Mohon tunggu...
APOLLO_ apollo
APOLLO_ apollo Mohon Tunggu... Dosen - Lyceum, Tan keno kinoyo ngopo

Aku Manusia Soliter, Latihan Moksa

Selanjutnya

Tutup

Filsafat Pilihan

Estetika Schopenhauer

25 Februari 2023   21:29 Diperbarui: 25 Februari 2023   21:33 417
+
Laporkan Konten
Laporkan Akun
Kompasiana adalah platform blog. Konten ini menjadi tanggung jawab bloger dan tidak mewakili pandangan redaksi Kompas.
Lihat foto
Estetika Arthur Schopenhauer

Estetika Schopenhauer

Arthur Schopenhauer publikasi banyak karya seperti: On the Fourfold Root of the Principle of Sufficient Reason (disertasi doktoralnya diterbitkan pada tahun 1813, direvisi tahun 1847),On Vision and Colours (1816), magnum opus-nya  The World as Will and Representation  (1818/9; kedua, edisi revisi dengan jilid kedua esai 1844), On the Will in Nature (1836), On the Freedom of the Will (yang memenangkan hadiah dari Royal Norwegian Society of Sciences pada tahun 1839), On the Basis of Morals (yang tidak memenangkan hadiah dari Danish Royal Society of Sciences meskipun menjadi satu-satunya entri untuk kompetisi), dan dua jilid dari Parerga dan Paralipomena (1851). Magnum opus  Karyanya pada tahun 1819 The World as Will and Representation mengandung referensi yang jelas untuk teori Kant tentang kesenangan tanpa pamrih dalam keindahan, "yang menurutnya penilaian rasa tidak mengambil kepentingan sensual atau rasional-teoretis (epistemologis) dalam keberadaan objek dari kontemplasi . Oleh karena itu, diperlukan   penjelasan singkat tentang pengaruh Kantian pada estetika Schopenhauer.

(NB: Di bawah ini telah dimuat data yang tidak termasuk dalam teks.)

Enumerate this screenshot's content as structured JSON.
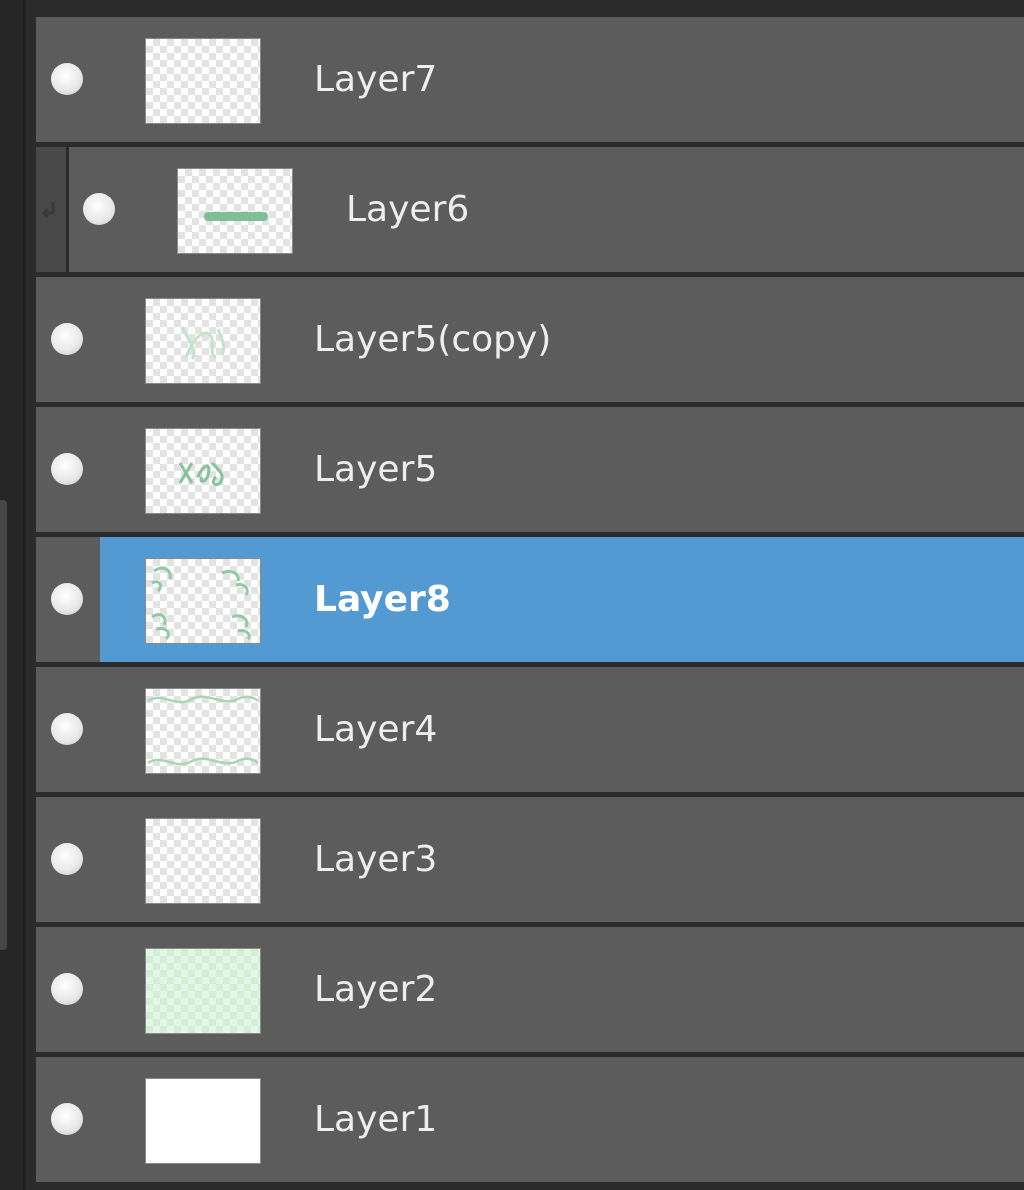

The World as Will and Representation, Schopenhauer tidak hanya filsafat Kant tetapi   pemikiran Platon  sangat penting untuk memahami karyanya. Hal ini menjadi sangat jelas dalam hubungannya dengan Platon , terutama dalam buku ketiga dari karya utamanya, yang pada dasarnya berisi estetika Schopenhauer, karena di sana ide-ide Platon  yang dimodifikasi menjadi prasyarat dasar untuk pengetahuan estetika yang diperoleh melalui kontemplasi.Langkah pertama dalam tesis ini adalah untuk menunjukkan bagaimana Schopenhauer memahami teori gagasan Platon  dan bagaimana dia memodifikasi hubungannya dengan seluruh karyanya.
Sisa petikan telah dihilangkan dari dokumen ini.